Jaguar F-Type P300
The sports car segment operates entirely differently from other car segments. Here, choices are driven by aesthetics, capability, luxury, and even emotion. It’s not simply about the connection between the driver and vehicle, it’s also about what the vehicle says about its owner. Some of that weight rests on the brand itself, and their capacity to build drool-worthy machines. To some extent, it’s partly about the envy a sports car inspires in others.
A heritage of speed
There’s very little question when it comes to brands like Porsche, Ferrari, and Lamborghini. Yet do heritage brands like Jaguar still carry that same cache?
Some time ago, Jaguar was one such brand. Its early sports cars proudly boasted of their top speeds in their names, with models like the XK 120, XK 140 and XK 150 broadcasting their top speeds in miles per hour. In the 60s, the Jaguar E-Type, with its distinctive design made it one of the most desirable in the world, and continues to be one of the most collectible vintage cars.
Today, we have its successor, the F-Type, hoping to revive that same cache. Granted, Jaguars today are more often associated with luxury than sport, and it’s this impression of the brand Jaguar Philippines hopes to change.
The latest scion
The F-Type, after all, is no slouch, no ugly duckling, nor is it ungainly around corners. In fact, given the specs, price, performance and drive, it’s quite surprising these aren’t snapped up as much.
The current F-Type is just as much a looker as the legend it succeeds. It bears the same long hood and fastback rear profile. The hood is sculpted with a central bulge while bearing functional vents on either side. Like the legend, it is also cantilevered and opens up from the cabin side.
Over in the front are slimmer headlights looking more like its stablemates, the XE, XF, and XJ. The large grille still dominates the center, with larger intakes on either side.
Along its length, it narrows to form that traditional coke bottle shape. Door handles are flush to the body when not in use. It rolls on 19-inch split-spoke wheels. They’re housed in broad haunches behind to give it that prowling cat look.
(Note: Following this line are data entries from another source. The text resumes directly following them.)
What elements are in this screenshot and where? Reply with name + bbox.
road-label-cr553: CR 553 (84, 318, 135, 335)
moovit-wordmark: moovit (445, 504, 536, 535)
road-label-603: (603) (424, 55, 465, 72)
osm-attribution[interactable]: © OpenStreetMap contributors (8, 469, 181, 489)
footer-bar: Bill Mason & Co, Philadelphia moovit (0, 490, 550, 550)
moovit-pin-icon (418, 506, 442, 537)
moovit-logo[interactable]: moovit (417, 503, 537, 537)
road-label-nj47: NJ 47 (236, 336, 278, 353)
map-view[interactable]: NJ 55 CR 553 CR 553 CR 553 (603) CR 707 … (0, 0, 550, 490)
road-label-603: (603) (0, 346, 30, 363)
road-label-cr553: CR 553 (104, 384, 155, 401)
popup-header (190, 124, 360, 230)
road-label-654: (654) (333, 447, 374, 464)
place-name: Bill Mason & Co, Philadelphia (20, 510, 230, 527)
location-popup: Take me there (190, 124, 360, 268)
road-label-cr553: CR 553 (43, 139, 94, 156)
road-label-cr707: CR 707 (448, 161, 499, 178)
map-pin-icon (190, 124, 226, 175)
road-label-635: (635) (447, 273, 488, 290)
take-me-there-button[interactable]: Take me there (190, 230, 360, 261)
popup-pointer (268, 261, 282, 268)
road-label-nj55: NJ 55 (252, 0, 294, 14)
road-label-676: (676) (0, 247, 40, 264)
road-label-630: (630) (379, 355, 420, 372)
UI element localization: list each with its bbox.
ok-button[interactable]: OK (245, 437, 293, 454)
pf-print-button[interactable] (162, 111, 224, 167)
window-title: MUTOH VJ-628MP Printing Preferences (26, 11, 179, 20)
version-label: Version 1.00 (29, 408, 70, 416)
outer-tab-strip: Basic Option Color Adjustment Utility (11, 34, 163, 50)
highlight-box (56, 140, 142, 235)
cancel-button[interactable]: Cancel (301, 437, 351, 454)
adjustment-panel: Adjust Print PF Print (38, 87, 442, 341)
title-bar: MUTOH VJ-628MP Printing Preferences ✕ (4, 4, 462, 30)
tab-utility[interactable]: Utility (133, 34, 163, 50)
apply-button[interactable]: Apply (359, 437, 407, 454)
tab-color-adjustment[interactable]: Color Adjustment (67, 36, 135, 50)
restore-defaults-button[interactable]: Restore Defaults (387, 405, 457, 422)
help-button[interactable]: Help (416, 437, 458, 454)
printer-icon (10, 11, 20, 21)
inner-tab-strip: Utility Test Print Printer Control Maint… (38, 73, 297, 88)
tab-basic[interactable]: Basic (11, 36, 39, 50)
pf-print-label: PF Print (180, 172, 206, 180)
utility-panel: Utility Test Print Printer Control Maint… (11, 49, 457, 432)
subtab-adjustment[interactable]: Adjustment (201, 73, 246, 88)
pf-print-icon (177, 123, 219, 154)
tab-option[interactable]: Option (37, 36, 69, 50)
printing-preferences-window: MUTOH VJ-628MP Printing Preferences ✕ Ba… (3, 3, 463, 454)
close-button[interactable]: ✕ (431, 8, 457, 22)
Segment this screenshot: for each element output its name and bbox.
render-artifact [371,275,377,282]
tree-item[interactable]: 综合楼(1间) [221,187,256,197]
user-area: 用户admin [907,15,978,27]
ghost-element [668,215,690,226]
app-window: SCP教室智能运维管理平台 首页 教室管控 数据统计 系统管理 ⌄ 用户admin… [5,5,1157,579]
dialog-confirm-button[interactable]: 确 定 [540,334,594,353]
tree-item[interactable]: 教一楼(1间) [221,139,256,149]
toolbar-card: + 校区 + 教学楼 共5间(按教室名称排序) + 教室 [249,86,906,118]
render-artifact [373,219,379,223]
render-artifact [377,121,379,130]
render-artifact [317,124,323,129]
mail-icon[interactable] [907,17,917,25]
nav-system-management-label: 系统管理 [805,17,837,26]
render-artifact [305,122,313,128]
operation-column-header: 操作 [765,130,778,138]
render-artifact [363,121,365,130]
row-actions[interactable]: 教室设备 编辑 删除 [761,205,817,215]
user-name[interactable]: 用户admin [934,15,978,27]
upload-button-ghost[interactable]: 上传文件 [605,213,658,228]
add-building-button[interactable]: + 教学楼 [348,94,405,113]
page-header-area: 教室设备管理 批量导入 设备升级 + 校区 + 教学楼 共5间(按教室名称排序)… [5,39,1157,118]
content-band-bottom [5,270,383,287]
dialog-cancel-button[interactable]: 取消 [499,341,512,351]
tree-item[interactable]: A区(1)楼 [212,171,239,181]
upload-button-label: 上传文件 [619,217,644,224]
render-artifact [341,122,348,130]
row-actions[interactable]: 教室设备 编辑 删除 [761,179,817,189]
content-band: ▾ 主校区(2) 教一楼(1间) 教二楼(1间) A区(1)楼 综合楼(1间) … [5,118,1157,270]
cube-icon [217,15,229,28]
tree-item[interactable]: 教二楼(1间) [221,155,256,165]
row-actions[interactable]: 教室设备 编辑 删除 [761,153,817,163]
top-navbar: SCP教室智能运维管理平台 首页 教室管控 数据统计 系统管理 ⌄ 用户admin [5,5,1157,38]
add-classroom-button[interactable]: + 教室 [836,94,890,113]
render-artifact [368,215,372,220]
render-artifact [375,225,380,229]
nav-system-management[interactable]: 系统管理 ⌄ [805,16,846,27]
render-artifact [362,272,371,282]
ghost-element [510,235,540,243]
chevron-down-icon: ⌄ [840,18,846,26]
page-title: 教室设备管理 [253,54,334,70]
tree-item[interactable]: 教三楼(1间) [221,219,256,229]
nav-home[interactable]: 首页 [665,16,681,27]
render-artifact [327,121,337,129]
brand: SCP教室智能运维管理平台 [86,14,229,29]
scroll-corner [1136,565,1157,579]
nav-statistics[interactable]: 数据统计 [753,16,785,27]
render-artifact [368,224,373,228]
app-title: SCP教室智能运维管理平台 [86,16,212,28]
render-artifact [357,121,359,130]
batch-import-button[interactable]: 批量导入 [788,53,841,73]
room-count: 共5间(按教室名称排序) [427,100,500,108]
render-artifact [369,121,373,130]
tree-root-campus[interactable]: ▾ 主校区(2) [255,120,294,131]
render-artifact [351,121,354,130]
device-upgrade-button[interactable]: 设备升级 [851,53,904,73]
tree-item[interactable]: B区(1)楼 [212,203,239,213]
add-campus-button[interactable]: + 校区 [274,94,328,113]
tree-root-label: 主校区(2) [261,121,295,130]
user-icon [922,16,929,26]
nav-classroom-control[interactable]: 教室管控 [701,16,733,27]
Like the front, the rear also uses slim LED lighting units. It bears the same, long U-shaped rear glass as that found in the original E-type coupe. The high mount stop lamp is cleverly hidden at the top of the glass. The entire unit rises up to become a functional rear hatch offering more usable space than your average grand tourer.
The same modern sports car feel extends to the interior. Open those frameless doors, and you’ll be greeted by a very sophisticated yet minimalist interior. Jaguar has spared no expense to upholster it in quality materials.
Start it up and the vehicle seemingly comes to life, with a row of aircon vents rising out of the dash, a fully digital instrument cluster coming to life. The digital infotainment system is paired with a Meridian surround sound system for premium quality. Best of all, it still features Apple CarPlay and Android Auto compatibility.
Perhaps the most surprising about this F-type is the powerplant. This new P300 variant features the new 2.0-liter four-cylinder gasoline engine that produces 296 hp and 400 Nm of torque. Indeed many may scoff of at the seemingly tiny heart, yet 296 horsepower from this one unit is nothing to scoff at. Paired with an 8-speed automatic, it’s capable of going from 0-100 km/h in just 5.7 seconds and on to a top speed of 250 km/h.
Keeping it aloft is an aluminum double wishbone in front and integral link in the rear for fully independent motion. A few more tricks the F-Type employs is electronic steering with variable weighting depending on the speed, suspension with variable damping, as well torque vectoring.
I could go on about all of the technology it has, but the real proof of this combination is in the drive. For our day drive, we took the F-type to the sweeping roads of Tanay, Rizal. Here, the president of Coventry Motors Corporation, Chris Ward, opted to drive the first half up. During the drive, he showed the many characters the F-Type can have.
In its default driving mode, it returns a comfortable, leisurely and relaxing drive. The suspension soaks up the bumps, the steering is lightly weighted, the engine produces adequate power and the transmission shifts conservatively.
Yet with a flick of the switch to sport mode, that character can quickly change. The suspension damping hardens, the steering tightens up, the engine gets more throaty, and the transmission shifts more aggressively. Suddenly, the F-Type feels much more alive; its 2.0-liter 4-banger suddenly roaring like a V6, pops and crackles coming from the exhaust. And this is just the middle setting. The much more aggressive sport mode allows for a little slip of the wheels, letting the tail slide out just a little bit to bring joy to the more experienced driver.
It’s in roads like these where the F-Type truly shows what it’s capable of, carving around corners thanks to the torque vectoring. To the driver, it feels like a lightweight, all-wheel drive race car, eagerly rounding the bend without much of a complaint.
Indeed, the F-type may not be top of mind for those shopping for a sports car. Yet in our short drive, it showed just a how adaptable it can be. It starts out as the luxurious and regal vehicle many know the brand as; perfect for a drive to the Gala or Ball without ruffling any dresses or coats. Yet with the press of the drive mode button, Mr. Hyde can easily come out, transforming the car into an aggressive track monster for corner carving when the “Missus” is away.
Quite frankly, I didn’t quite expect such polarizing personalities from the same car, and that’s possibly what makes it one of the most underrated sports car choices presently. It may be hard to live with a pure sports car daily with all its impracticality, yet it’s quite easy to imagine the daily grind and weekend drives with an F-Type.
Best of all, it offers Porsche levels of performance and luxury at a price point (P6,212,900) closer to a Toyota Supra.